Esas prestaciones sanatoriales fueron absorbidas por el hospital de Viedma, pero con los días, la demanda se incrementó y el Zatti ya tiene problemas para su plena cobertura. Además, el PAMI tiene cortado el servicio de diagnóstico por imágenes y esos pacientes también recurren al sistema público.
Ayer, en diálogo con "Río Negro", el jefe de Servicios, Alejandro Marengo, a cargo de la dirección del Zatti, negó que la atención haya colapsado pero admitió que el aumento hasta el momento es importante.
No obstante, otras voces hospitalarias aseguran que de mantenerse estas condiciones, el nosocomio viedmense será superado por la situación con el agravante que es este sistema público el que debe afrontar los gastos que genera este incremento.
Además de la atención en la guardia, los partos y cesáreas fueron las primeras prácticas en las que se advirtió el aumento de la demanda.
Los afiliados al Ipross, producto del corte de prestaciones, deben abonar en efectivo la totalidad de la práctica en el privado que rondaría entre los 4.000 y 5.000 pesos, en el caso de un parto. En cambio en el hospital es gratuito.

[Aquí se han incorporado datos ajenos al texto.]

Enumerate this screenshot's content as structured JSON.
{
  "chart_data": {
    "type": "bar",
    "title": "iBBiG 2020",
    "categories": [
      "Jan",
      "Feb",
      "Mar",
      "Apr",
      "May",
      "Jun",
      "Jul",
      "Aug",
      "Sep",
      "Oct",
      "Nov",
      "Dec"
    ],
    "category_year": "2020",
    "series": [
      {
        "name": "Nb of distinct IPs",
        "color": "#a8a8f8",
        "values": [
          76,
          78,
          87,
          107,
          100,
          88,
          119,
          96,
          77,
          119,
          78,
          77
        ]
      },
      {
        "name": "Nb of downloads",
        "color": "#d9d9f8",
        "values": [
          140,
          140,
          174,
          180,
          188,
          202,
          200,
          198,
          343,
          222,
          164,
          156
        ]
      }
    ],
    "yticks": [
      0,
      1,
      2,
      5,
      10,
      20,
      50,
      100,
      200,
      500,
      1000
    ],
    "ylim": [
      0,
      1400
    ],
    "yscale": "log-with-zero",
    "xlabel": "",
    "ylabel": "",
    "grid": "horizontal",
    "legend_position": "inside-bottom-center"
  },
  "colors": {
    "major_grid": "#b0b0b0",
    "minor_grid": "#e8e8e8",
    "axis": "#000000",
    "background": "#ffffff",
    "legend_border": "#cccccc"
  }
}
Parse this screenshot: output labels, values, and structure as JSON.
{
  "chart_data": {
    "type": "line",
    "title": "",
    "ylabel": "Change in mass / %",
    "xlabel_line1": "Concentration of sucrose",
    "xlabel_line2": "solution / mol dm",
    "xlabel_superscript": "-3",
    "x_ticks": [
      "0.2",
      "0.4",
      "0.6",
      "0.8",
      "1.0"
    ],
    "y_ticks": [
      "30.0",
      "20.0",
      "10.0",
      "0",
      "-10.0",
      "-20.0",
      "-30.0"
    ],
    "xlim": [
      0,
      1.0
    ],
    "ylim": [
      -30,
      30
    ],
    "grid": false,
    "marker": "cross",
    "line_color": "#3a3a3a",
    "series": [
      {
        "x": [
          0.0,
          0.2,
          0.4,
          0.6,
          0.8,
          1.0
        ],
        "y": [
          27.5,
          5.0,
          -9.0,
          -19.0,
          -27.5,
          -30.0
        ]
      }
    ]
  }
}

Hasta anoche, pocas posibilidades existían para la inmediata restitución de las prestaciones por parte de Capresa. En principio, el Ipross salió a "agradecer al Zatti, AMVI, FIDUS, Colegio Médico y prestadores individuales por su invalorable esfuerzo" y recordaron que "sólo deben abonar un bono de 4 pesos" para las consultas médicas, advirtiendo a los afiliados que "no permitan" que se les cobre plus.
Por su parte, el hospital Zatti le factura al Ipross por las prestaciones a sus afiliados, pero siempre se cuestionó porque ese reconocimiento es varias veces inferior de lo que le paga al privado.
La suba de la demanda complica especialmente la atención hospitalaria porque se produce en una época complicada tradicionalmente para la salud de los sectores más vulnerables.